Support acts King Cannons and Hunting Grounds both played very different kinds of rock and had to work really hard to get a reaction from the subdued audience. It was all slicked back hair and Springsteen and Clash influences for King Cannons. The six-piece band, under normal circumstances, should’ve had the crowd toe-tapping. They threw everything into their working class rock, including ska, ‘50s rock’n’roll and punk.

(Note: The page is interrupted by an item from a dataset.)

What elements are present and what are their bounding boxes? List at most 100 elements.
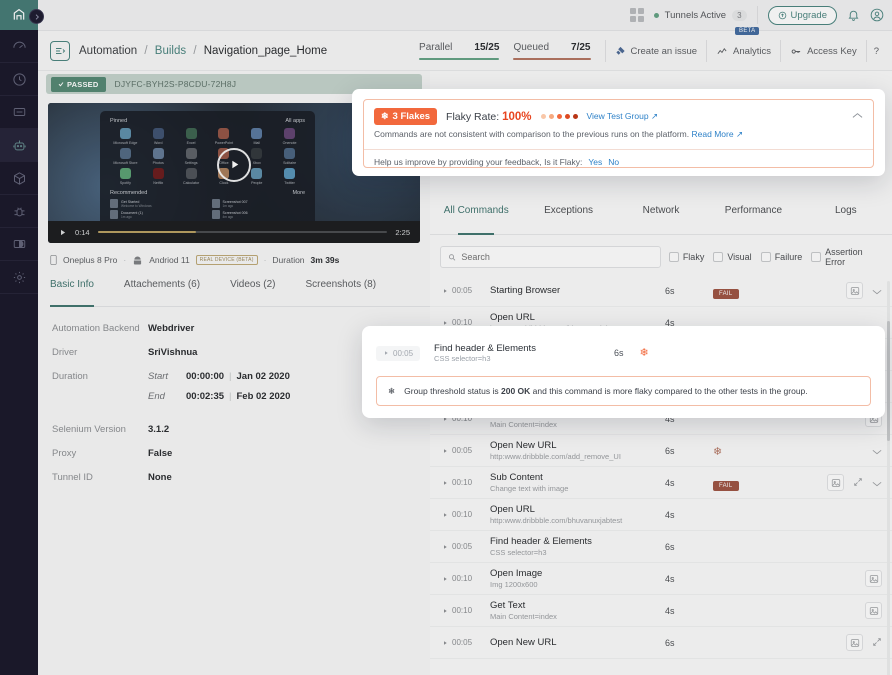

Hunting Grounds were a much more modern take on the popular genre. Another six-piece, this band was more about layers of cinematic guitars and dreamy keys. There was instrument swapping and an anxious, nervous energy that propelled the band. They seemed to confuse the audience, but the music they made deserved a much better reaction.
It took the crowd a couple of songs to warm up to even The Living End. With the addition of Melbourne punk rock stalwart Adrian Lombardi (Blueline Medic, Mid Youth Crisis) as rhythm guitarist, Chris Cheney, Scott Owen and Andy Strachan burst out of the blocks as soon as Strachan fi red off the first count of three. But it wasn’t until Second Solution, several songs in, when first Owen jumped up on his upright bass (which, thanks to the new album imagery, has seen a return to a classic wood finish) and Cheney encouraged everyone to sing as loudly as they could that everyone seemed to finally lose their inhibitions. Every Living End set these days is a greatest hits set, but they still dropped in plenty of news songs (Heatwave, In The Morning, Song For The Lonely). It’s a mark of just how good this band is at writing songs that their set closer wasn’t one of their big hits, but rather the trusty old favourite West End Riot and by then, the crowd was truly enthralled with this incredible band.